The Austin post office contributed directly to me losing a job, so I have my own reason to hate it.

My last August, my old roommate moved out and a new one moved in, while I stayedi n the apartment where I’d lived for a year. I can only guess the mailman assumed I’d moved out as well, despite an utter lack of any official notice on my part, and started returning all my mail. The letter that went back to my grandparents was merely annoying, while the cell phone bill that got bounced back to the company caused my service to be cut off immediately.

I had no idea I didn’t have service, since I’ve always paid it promptly and in full. When a scheduling mishap occurred, the company had no way to contact me to rectify it and fired me.

Freyr, it’s not just the post office in Austin. The Travis County sheriff warrant division is a bunch of yahoos. I posted my encounter with them here.

I got someone else’s tax refund check this year. We get 2 other people’s mail regularly: The woman who grew up in this house has the same first name as me (Patricia). Her last name is totally different from mine, and she hasn’t lived here for at least 10 years (my SO bought this house from her parents) and probably even longer. The other folks whose mail we get live at XXX First St. N., we live at XXX First St.

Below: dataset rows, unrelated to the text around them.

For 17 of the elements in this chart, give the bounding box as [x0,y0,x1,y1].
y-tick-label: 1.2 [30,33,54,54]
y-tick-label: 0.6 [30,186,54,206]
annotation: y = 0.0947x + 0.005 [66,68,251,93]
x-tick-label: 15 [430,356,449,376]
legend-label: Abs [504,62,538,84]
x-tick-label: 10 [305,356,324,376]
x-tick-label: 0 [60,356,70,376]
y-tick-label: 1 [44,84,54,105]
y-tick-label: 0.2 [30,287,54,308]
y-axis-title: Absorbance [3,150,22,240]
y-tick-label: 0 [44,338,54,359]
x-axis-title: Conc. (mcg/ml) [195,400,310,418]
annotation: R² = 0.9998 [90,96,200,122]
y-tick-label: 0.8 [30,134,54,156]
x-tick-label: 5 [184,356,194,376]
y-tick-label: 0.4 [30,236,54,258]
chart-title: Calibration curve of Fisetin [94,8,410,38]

Packages, mail, pizza, flower and furniture deliveries - they even tried to install the XXX First St. N. people’s cable here!

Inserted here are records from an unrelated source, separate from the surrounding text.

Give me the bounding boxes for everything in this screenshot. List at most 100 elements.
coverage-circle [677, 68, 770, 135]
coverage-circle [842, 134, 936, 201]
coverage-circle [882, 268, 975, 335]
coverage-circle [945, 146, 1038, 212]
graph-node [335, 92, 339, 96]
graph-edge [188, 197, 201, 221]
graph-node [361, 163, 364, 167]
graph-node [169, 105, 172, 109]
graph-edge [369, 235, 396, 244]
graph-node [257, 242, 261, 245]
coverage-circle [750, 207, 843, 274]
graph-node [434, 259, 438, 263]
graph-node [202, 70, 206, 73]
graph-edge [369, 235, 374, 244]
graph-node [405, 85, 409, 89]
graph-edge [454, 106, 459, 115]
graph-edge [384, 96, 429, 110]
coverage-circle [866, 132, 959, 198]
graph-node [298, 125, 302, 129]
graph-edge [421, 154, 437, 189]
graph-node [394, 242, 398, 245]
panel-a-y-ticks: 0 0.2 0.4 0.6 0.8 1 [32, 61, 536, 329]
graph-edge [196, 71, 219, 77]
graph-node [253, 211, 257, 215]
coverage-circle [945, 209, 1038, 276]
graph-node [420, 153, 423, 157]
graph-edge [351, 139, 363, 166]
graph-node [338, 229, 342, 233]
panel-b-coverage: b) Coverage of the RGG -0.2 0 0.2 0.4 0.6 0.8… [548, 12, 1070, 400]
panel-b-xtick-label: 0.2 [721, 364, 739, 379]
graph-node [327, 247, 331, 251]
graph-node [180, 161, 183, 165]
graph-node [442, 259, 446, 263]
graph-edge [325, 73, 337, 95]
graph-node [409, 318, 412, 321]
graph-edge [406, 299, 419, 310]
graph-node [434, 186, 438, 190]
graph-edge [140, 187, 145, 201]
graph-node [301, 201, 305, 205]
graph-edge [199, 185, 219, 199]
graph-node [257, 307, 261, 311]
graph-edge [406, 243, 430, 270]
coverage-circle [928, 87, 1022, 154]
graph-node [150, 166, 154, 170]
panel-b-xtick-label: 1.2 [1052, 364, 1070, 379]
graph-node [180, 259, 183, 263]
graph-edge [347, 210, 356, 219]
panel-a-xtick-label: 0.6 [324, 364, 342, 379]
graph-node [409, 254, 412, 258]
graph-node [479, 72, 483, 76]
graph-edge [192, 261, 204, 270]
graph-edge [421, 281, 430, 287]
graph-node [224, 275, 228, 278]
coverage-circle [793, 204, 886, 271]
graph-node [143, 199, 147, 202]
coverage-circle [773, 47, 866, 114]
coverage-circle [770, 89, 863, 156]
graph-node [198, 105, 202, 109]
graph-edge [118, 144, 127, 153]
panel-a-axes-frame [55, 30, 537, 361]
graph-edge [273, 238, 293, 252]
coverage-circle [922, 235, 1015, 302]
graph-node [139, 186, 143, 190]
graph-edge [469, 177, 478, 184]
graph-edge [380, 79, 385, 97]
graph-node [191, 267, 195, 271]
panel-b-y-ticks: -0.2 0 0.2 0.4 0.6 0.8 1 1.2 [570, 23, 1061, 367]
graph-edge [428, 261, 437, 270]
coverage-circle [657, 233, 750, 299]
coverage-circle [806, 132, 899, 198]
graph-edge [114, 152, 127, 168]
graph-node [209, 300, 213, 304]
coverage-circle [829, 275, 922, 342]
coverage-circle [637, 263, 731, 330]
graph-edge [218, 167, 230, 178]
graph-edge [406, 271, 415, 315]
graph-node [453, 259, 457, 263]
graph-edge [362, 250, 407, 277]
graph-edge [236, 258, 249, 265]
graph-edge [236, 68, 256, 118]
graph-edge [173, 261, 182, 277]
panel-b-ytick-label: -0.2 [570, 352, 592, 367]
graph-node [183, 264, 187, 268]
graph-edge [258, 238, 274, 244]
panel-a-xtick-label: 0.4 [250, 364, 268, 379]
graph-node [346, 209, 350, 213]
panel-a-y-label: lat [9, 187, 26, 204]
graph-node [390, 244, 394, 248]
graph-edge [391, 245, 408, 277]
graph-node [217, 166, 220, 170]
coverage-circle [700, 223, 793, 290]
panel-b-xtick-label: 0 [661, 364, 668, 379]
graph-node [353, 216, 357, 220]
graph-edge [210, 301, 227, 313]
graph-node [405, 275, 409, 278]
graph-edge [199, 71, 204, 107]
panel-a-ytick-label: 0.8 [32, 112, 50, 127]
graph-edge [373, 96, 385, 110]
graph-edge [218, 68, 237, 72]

Fionn, sorry to hear it. I’ve had the post office screw up lots of things lately. I’m almost convinced they need to be privatized.

Mr. Hand, sounds typical for Travis county. Luckily, I’ve never had any parking tickets (apparently what they want Mr. Michael Thomas for), so proving their case would be interesting. Hopefully the above Mr. Thomas hasn’t also moved to southern California for whatever reasons.

You know, I thought the USPS was already semi-privatized, but their site doesn’t seem to indicate that. Hmm.

Thanks, Freyr. It was months and months ago, so I’m not that pissed off about it anymore.

I am, however, wondering how well the post office will handle my moving from an apartment 1405 to 1305 later this month. I’ll be extra vigilant with the bills.